I entered the login code in the login section, then went to the recode and changed the last digit to a 1. We drove it around some and didnt notice anything, so I checked in the recode part again and the number was all zeros like stock. It wouldnt stay changed.
Also, the ecu code only had 5 zeros in it, not 6 like you had. Maybe I'm looking in the wrong area?
The car is a 97 jetta gls.
*edit*
Nm, I got it to work and accept the change. Not sure what I did wrong last time, but now the coding is changed to 00001. Cant say I noticed much of a difference, although its probably less pronounced because the car is all stock, unlike yours. I left it with the new coding though to see if there is any change in fuel mileage.

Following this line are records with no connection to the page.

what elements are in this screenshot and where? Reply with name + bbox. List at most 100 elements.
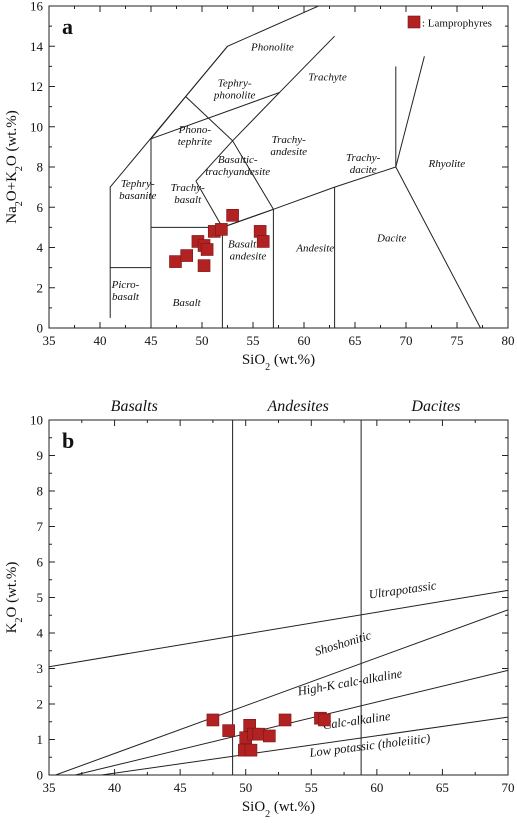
y-tick-label: 10 — [30, 413, 43, 428]
field-label: Trachy-basalt — [171, 182, 206, 206]
y-tick-label: 16 — [30, 0, 44, 14]
x-axis-title-sub: 2 — [265, 809, 270, 819]
field-label: Tephry-phonolite — [213, 78, 256, 102]
rock-type-label: Andesites — [267, 398, 329, 415]
field-label: Dacite — [376, 232, 406, 244]
field-label: Basaltic-trachyandesite — [205, 154, 270, 178]
field-label-line: phonolite — [213, 90, 256, 102]
field-label-line: Dacite — [376, 232, 406, 244]
field-label-line: Trachyte — [308, 71, 347, 83]
data-point — [206, 713, 220, 727]
y-axis-title-sub: 2 — [14, 166, 25, 171]
x-axis-title-sub: 2 — [265, 362, 270, 373]
field-label-line: andesite — [230, 251, 267, 263]
y-tick-label: 9 — [37, 448, 44, 463]
field-label-line: Picro- — [111, 279, 140, 291]
field-boundary-10 — [185, 96, 233, 142]
data-point — [278, 713, 292, 727]
y-tick-label: 8 — [37, 484, 44, 499]
y-tick-label: 10 — [30, 119, 43, 134]
y-tick-label: 0 — [37, 768, 44, 783]
field-label: Low potassic (tholeiitic) — [308, 731, 431, 760]
y-axis-title-part: O+K — [4, 171, 20, 201]
field-boundary-0 — [49, 589, 508, 668]
y-tick-label: 3 — [37, 661, 44, 676]
x-tick-label: 65 — [349, 333, 362, 348]
field-label-line: basanite — [119, 190, 156, 202]
field-label: Trachyte — [308, 71, 347, 83]
y-axis-title-sub: 2 — [14, 617, 25, 622]
y-axis-title-part: O (wt.%) — [4, 110, 20, 166]
x-axis-title-main: SiO — [242, 352, 266, 368]
field-boundary-3 — [101, 716, 508, 775]
plot-frame — [48, 419, 509, 776]
field-boundary-3 — [150, 35, 335, 228]
y-tick-label: 6 — [37, 555, 44, 570]
rock-type-label: Dacites — [410, 398, 460, 415]
x-axis-title-tail: (wt.%) — [270, 352, 315, 368]
x-tick-label: 70 — [502, 780, 515, 795]
x-tick-label: 45 — [174, 780, 187, 795]
x-axis-title: SiO2 (wt.%) — [242, 352, 315, 373]
data-point — [180, 249, 193, 262]
field-label: Picro-basalt — [111, 279, 140, 303]
field-label: Phonolite — [250, 41, 294, 53]
y-tick-label: 4 — [37, 240, 44, 255]
y-tick-label: 14 — [30, 39, 44, 54]
field-label: Phono-tephrite — [178, 124, 212, 148]
field-label: Andesite — [295, 243, 334, 255]
data-point — [256, 235, 270, 248]
data-point — [226, 209, 239, 222]
legend-label: : Lamprophyres — [422, 18, 492, 30]
field-label: Trachy-andesite — [270, 134, 307, 158]
data-point — [318, 713, 331, 727]
field-label-line: Trachy- — [171, 182, 206, 194]
x-tick-label: 75 — [451, 333, 464, 348]
field-label: Ultrapotassic — [368, 578, 438, 601]
x-tick-label: 45 — [145, 333, 158, 348]
x-tick-label: 70 — [400, 333, 413, 348]
x-tick-label: 65 — [436, 780, 449, 795]
field-label-line: Phonolite — [250, 41, 294, 53]
field-label-line: Tephry- — [121, 178, 155, 190]
y-tick-label: 2 — [37, 280, 44, 295]
y-tick-label: 8 — [37, 160, 44, 175]
data-point — [263, 729, 276, 743]
field-boundary-12 — [395, 166, 481, 328]
field-label-line: Trachy- — [346, 152, 381, 164]
x-axis-title-tail: (wt.%) — [270, 799, 315, 815]
field-label-line: basalt — [174, 194, 202, 206]
field-label-line: Basaltic- — [218, 154, 258, 166]
x-tick-label: 50 — [196, 333, 209, 348]
field-label: Tephry-basanite — [119, 178, 156, 202]
panel-label: b — [62, 428, 74, 453]
field-label-line: trachyandesite — [205, 166, 270, 178]
rock-type-label: Basalts — [111, 398, 158, 415]
x-tick-label: 35 — [43, 780, 56, 795]
field-label-line: Basalt — [173, 297, 202, 309]
x-tick-label: 35 — [43, 333, 56, 348]
y-axis-title: K2O (wt.%) — [4, 562, 25, 634]
panel-label: a — [62, 14, 73, 39]
x-tick-label: 80 — [502, 333, 515, 348]
field-boundary-4 — [221, 56, 425, 328]
field-label: Shoshonitic — [313, 628, 373, 659]
field-label-line: tephrite — [178, 136, 212, 148]
field-boundary-2 — [150, 226, 223, 328]
field-label-line: andesite — [270, 146, 307, 158]
data-point — [200, 243, 214, 256]
data-point — [215, 223, 228, 236]
field-label: Trachy-dacite — [346, 152, 381, 176]
field-label: High-K calc-alkaline — [296, 666, 404, 698]
x-tick-label: 55 — [305, 780, 318, 795]
field-label-line: Rhyolite — [427, 158, 465, 170]
y-axis-title: Na2O+K2O (wt.%) — [4, 110, 25, 223]
y-axis-title-part: K — [4, 622, 20, 633]
field-label: Rhyolite — [427, 158, 465, 170]
x-axis-title: SiO2 (wt.%) — [242, 799, 315, 818]
x-tick-label: 60 — [298, 333, 311, 348]
y-axis-title-part: Na — [4, 206, 20, 224]
x-tick-label: 40 — [94, 333, 107, 348]
field-label-line: Tephry- — [218, 78, 252, 90]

_Modified by Jetta2dr at 10:48 PM 6-9-2006_


----------



## vwdave1.8T (Mar 15, 2006)

*Re: If you know what a VAG 1551/1552 is...... (myjettaisred)*

will this work on a 2001 1.8t jetta??


----------



## dvlax40 (Jan 17, 2006)

ok 1.9t guy gtfo!!! and to its a VAS1551/1552
we actually had a VAS1550 at my shop, and yes it is different then a vag-com. 400 times better imho


----------



## SLVR SLUG (Dec 10, 2006)

*Re: (dvlax40)*

will this work on a mk4? or is this just a trick for the mk3 guys.


----------



## ABF Jeff (Nov 16, 2005)

*Re: (BlUnT MeKaNiX)*


_Quote, originally posted by *BlUnT MeKaNiX* »_will this work on a mk4? or is this just a trick for the mk3 guys.

Nope doesn't work like that on a MKIV in my experience...


----------



## SLVR SLUG (Dec 10, 2006)

i didn't think so. stupid mk4!


----------